Investment Strategy Considerations
The current environment calls for maintaining good long-term positions while keeping adequate protection. The approach involves balancing cash reserves, Treasury bills for short-term tactical positioning, and various hedge structures depending on individual risk tolerance.
Your protection level should reflect both your age and risk appetite. Conservative or older investors should maintain higher protection bands through increased cash or hedging. Younger or more aggressive investors can operate with lower protection bands but should still maintain some defensive positioning. If you're not using hedges, your cash allocation should be higher than it would be with hedges in place, though still well below a 100% cash position.
A protection band of 0% represents full investment with maximum bullishness, while 100% indicates maximum bearishness requiring aggressive hedging or short positions. Most investors should operate somewhere in between, adjusting based on market conditions and personal circumstances.
One crucial reminder: you can't take advantage of new opportunities if you're fully invested. Cash isn't just protection—it's optionality. When adjusting hedge levels for individual stocks, consider using wider stops and allowing more room for high-beta names that naturally move more than the market.
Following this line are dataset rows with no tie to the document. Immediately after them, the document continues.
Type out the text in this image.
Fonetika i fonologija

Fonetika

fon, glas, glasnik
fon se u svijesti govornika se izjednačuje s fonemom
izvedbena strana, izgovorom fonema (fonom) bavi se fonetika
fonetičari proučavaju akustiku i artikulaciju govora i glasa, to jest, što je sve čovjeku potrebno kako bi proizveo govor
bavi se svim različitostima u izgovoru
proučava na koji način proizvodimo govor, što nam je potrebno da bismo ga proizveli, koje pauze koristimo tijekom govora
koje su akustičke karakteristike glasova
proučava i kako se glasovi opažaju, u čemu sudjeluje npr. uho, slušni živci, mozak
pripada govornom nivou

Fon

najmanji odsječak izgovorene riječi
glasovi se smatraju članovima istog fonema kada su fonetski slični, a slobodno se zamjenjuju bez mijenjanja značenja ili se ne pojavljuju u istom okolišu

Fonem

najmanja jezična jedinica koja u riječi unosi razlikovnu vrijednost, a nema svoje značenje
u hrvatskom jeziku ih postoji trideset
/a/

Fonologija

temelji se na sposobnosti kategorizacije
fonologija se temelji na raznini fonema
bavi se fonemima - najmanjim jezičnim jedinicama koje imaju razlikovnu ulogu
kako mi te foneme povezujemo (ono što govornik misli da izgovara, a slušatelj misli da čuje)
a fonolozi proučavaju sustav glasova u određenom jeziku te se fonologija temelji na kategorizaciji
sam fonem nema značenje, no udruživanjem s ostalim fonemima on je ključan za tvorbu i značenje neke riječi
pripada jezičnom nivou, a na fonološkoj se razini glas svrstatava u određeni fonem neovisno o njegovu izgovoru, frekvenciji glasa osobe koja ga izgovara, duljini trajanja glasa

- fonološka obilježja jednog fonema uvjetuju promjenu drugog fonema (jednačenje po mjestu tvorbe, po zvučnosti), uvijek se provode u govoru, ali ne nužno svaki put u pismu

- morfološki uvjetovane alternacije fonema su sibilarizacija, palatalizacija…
The Bond Allocation Question
For those following the traditional 60/40 stocks-to-bonds portfolio allocation, the current environment presents challenges. When you adjust for inflation and assess probability-based risk-reward, long-duration strategic bond positions don't look particularly attractive right now.
If you're committed to maintaining that 40% bond allocation, focus on high-quality bonds with five years duration or less. Better yet, consider treating bond ETFs as tactical positions rather than strategic buy-and-hold investments until the interest rate and inflation picture becomes clearer. The bond market is going through its own transition, and flexibility beats rigid allocation rules when the fundamentals are shifting.